Los lípidos generalmente se encuentran enlazados a proteínas y polisacáridos de los tejidos, formando complejos con diferentes grados de estabilidad, por lo que para romper estos complejos se requiere el empleo de condiciones de extracción capaces de desnaturaliza o separar las proteínas asociadas con los lípidos. El etanol, por ejemplo, desnaturaliza proteínas y separa los complejos de lipoproteínas.

La separación de los lípidos se basa en sus diferencias de solubilidad, son desafortunadamente casi siempre, parcialmente satisfactorias, debido a que la solubilidad de los constituyentes de las mezclas de lípidos es bastante diferentes a las de los lípidos puros.

La yema de huevo, el tejido cerebral y ciertas semillas son fuentes ricas en fosfolípidos y otros materiales lipídicos.

Para realizar la extracción total de los lípidos, es común el empleo de metanol al 95%, etanol al 95% o de mezclas metanol, como: cloroformo (3:1) o etanol: éter (2:1). Es conveniente adaptar las condiciones de extracción tanto al tipo de tejido empleado, así como a la cantidad y naturaleza de lípido deseado.

a) ¿Qué importancia bilógica tiene los fosfolípidos?

Los fosfolípidos tiene dos extremos con propiedades muy distintas: el extremo que contiene al grupo fosfato tiene un carácter hidrófilo distintivo; el otro lado, compuesto por las dos puntas de ácido graso, tiene un carácter hidrófobo característico. Estas características sirven para que la membrana tenga una columna estructural y además establezca una barrera que impida los desplazamientos aleatorios de materias hidrosolubles hacia dentro y fuera de la célula.

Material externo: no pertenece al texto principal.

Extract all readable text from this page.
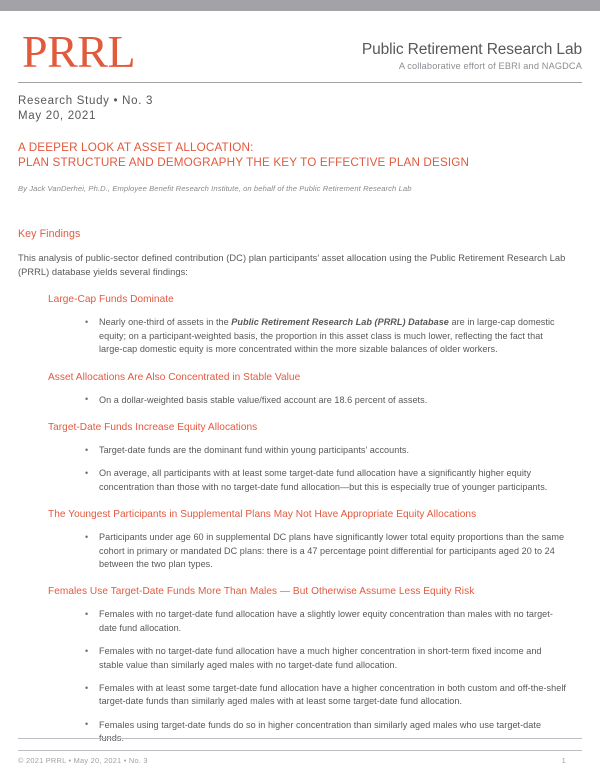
PRRL	Public Retirement Research Lab
A collaborative effort of EBRI and NAGDCA
Research Study • No. 3
May 20, 2021
A DEEPER LOOK AT ASSET ALLOCATION:
PLAN STRUCTURE AND DEMOGRAPHY THE KEY TO EFFECTIVE PLAN DESIGN
By Jack VanDerhei, Ph.D., Employee Benefit Research Institute, on behalf of the Public Retirement Research Lab
Key Findings
This analysis of public-sector defined contribution (DC) plan participants’ asset allocation using the Public Retirement Research Lab (PRRL) database yields several findings:
Large-Cap Funds Dominate
• Nearly one-third of assets in the Public Retirement Research Lab (PRRL) Database are in large-cap domestic equity; on a participant-weighted basis, the proportion in this asset class is much lower, reflecting the fact that large-cap domestic equity is more concentrated within the more sizable balances of older workers.
Asset Allocations Are Also Concentrated in Stable Value
• On a dollar-weighted basis stable value/fixed account are 18.6 percent of assets.
Target-Date Funds Increase Equity Allocations
• Target-date funds are the dominant fund within young participants’ accounts.
• On average, all participants with at least some target-date fund allocation have a significantly higher equity concentration than those with no target-date fund allocation—but this is especially true of younger participants.
The Youngest Participants in Supplemental Plans May Not Have Appropriate Equity Allocations
• Participants under age 60 in supplemental DC plans have significantly lower total equity proportions than the same cohort in primary or mandated DC plans: there is a 47 percentage point differential for participants aged 20 to 24 between the two plan types.
Females Use Target-Date Funds More Than Males — But Otherwise Assume Less Equity Risk
• Females with no target-date fund allocation have a slightly lower equity concentration than males with no target-date fund allocation.
• Females with no target-date fund allocation have a much higher concentration in short-term fixed income and stable value than similarly aged males with no target-date fund allocation.
• Females with at least some target-date fund allocation have a higher concentration in both custom and off-the-shelf target-date funds than similarly aged males with at least some target-date fund allocation.
• Females using target-date funds do so in higher concentration than similarly aged males who use target-date funds.
© 2021 PRRL • May 20, 2021 • No. 3	1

Actúan como mensajeros en la transmisión de señales al interior de la célula, como la adenil ciclasa es una enzima liasa. Forma parte de la cascada de señalización de la proteína G que transmite señales químicas desde el exterior de la célula a su interior a través de la membrana celular.

Son componentes esenciales de los ácidos biliares, éstos cumple la función de solubilizar el colesterol, si existe una baja concentración de fosfolípidos, se pueden producir cálculos biliares de colesterol.

b) ¿Qué diferencia estructural existe entre las lecitinas y cefalinas?

La fosfatidilcolina, componente de la lecitina, es un fosfolípido que ayuda a solubilizar los ácidos biliares. Forma parte importante de las membranas celulares. Contiene ácido palmítico o ácido esteárico en la posición C1 y ácidos de 18 carbonos (oleico, linoleico o linolenico) en la posición C-2.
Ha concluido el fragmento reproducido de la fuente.